Most of these high-growth players are, in fact, relatively smaller players, such as Genpact, HCL, HGS, TCS, and WNS. While many have had long-standing contact center capabilities, it has only been more recently that these firms have taken a more strategic go-to-market approach to pursuing the stand-alone CCO market. Their revenues from CCO operations are in the USD$100-450 million range, which is miniscule in size when compared to some of the bigger players such as Convergys and Teleperformance. To sustain their above market growth, these providers have adopted multiple steps to emerge as serious contenders. Instead of merely tapping the traditional CCO markets such as North America and Europe, these players have aggressively expanded their footprint in emerging buyer geographies such as Asia Pacific, Eastern Europe, and Middle East & Africa. By building their capabilities in languages specific to these areas, they have been able to cater to client demands better. They have also been making their presence felt in some of the fastest growing verticals in the CCO market, such as retail, healthcare, and travel & hospitality. Many of them have effectively leveraged their organization’s overall investments in vertical industry expertise to further enhance CCO capabilities and offerings. A key differentiator for many of these players is their ability to link the consumer interaction in the contact center with downstream industry-specific processes by delivering front-back office integrated solutions. These investments seem to have paid off well, as the revenues from these verticals have shown sharp growth for these service providers.

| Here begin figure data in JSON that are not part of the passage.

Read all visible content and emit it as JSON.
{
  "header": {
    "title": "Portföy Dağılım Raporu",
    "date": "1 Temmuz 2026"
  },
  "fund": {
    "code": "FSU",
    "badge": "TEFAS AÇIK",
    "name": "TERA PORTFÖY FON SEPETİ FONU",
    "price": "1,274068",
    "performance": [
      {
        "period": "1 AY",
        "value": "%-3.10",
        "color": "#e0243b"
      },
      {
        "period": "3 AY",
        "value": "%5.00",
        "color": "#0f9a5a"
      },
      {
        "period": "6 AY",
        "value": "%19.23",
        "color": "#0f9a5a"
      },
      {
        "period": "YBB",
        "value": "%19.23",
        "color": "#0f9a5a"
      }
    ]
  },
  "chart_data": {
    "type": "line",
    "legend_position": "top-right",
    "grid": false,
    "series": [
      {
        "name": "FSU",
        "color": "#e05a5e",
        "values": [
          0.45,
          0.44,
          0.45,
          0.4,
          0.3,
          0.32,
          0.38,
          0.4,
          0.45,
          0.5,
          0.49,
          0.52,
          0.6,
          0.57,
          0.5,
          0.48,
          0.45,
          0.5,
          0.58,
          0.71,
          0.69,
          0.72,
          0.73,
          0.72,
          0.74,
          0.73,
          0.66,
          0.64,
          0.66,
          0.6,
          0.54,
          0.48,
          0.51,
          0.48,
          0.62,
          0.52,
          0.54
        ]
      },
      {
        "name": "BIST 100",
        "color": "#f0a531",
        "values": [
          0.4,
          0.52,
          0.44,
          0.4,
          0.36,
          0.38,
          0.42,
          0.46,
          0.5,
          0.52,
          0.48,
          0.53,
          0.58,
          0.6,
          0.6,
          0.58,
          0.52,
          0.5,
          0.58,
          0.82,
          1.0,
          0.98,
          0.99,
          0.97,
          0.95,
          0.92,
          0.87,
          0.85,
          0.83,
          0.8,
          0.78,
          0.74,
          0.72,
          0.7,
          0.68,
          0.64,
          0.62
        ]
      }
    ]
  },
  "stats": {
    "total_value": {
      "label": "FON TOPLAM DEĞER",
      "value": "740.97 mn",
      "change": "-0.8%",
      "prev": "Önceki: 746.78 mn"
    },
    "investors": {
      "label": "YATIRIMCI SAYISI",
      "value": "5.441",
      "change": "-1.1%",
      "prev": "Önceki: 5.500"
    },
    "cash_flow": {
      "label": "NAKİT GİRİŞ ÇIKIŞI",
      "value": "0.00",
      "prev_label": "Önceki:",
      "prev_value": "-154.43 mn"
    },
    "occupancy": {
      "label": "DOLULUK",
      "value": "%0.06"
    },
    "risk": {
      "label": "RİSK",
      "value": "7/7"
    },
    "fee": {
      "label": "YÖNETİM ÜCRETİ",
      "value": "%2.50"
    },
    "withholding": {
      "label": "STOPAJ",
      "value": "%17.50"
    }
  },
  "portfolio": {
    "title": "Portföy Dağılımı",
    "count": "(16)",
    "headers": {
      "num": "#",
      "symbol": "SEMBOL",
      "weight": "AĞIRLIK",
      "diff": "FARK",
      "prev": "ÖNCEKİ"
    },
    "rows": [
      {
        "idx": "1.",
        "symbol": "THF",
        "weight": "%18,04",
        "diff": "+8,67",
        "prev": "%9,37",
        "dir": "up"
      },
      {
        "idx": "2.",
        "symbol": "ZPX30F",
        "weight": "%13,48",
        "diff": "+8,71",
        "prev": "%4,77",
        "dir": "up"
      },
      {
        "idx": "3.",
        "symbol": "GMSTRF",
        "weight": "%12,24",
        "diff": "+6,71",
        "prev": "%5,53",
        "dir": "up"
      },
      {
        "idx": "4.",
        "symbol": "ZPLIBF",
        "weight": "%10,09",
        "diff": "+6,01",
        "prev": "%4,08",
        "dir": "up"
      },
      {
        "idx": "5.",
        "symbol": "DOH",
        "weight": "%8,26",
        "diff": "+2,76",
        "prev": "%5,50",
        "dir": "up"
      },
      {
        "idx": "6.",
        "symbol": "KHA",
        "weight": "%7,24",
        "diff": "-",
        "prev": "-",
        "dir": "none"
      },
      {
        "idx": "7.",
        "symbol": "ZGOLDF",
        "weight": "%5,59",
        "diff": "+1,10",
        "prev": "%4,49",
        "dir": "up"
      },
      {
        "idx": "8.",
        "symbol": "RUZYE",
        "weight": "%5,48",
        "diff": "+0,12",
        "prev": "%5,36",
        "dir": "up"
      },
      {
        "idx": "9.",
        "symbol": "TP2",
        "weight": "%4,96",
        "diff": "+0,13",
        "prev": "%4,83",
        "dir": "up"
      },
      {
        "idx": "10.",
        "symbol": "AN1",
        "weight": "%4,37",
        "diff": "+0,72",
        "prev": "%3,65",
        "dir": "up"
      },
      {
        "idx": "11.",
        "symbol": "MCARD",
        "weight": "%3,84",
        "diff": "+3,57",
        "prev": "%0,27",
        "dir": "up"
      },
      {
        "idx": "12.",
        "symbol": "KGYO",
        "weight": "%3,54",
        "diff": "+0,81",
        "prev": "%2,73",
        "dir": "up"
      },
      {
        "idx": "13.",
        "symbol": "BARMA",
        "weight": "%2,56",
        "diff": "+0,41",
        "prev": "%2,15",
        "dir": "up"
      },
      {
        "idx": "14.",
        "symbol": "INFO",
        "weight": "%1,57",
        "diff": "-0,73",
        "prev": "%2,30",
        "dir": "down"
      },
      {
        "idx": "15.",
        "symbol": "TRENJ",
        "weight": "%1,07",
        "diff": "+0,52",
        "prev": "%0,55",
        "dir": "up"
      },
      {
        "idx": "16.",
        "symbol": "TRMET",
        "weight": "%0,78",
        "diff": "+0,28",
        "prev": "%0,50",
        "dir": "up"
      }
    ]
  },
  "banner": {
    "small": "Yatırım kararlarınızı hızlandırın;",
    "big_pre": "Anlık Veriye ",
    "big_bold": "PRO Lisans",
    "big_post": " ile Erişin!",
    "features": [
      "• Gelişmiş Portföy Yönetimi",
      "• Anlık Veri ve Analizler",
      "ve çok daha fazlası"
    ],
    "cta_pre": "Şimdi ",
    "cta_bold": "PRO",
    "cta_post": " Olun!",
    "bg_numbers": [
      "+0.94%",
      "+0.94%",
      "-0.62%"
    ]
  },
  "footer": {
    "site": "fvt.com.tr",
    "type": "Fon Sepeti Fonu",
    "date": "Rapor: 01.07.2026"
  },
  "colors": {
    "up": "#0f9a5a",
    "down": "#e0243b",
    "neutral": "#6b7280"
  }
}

Our research shows that buyers are looking more towards building deeper working relationships with fewer CCO service providers. This means that buyers no longer expect service providers to just deliver on SLAs, but are looking for value beyond labor arbitrage. More contracts being signed now involve value-added processes, and include non-voice channels such as email, chat, and social media. To address these new value propositions, these high-growth players have invested in multiple technologies to build their capabilities in these domains. Most of them have leveraged their vast IT and BPO expertise to deliver solutions specific to contact center needs.

They have also made it a priority to focus on building strong relationships with their clients. They have performed quite strongly on Everest Group’s buyer satisfaction survey, and have frequently been cited for their flexibility, responsiveness, consistency, and execution. With buyers looking to consolidate their portfolio of work with fewer strategic partners, it becomes more essential to have a stronger client-service provider relationship, which the service providers can only achieve by walking that extra mile to keep clients happy with their services.

With the changing scenario in the CCO market, where the focus has shifted from improving the bottom line to adding more value to the operations and thus improving the top line for clients, scale can no longer be considered the primary metric for assessing a service provider. The focus has shifted to cost savings through process improvement and business outcomes, and this provides these relatively new generation high-growth players enough opportunity to prove their mettle in the market where they have been aligning their capabilities with changing client needs. Everest Group’s findings show that clients are taking notice and giving these providers a chance to prove themselves.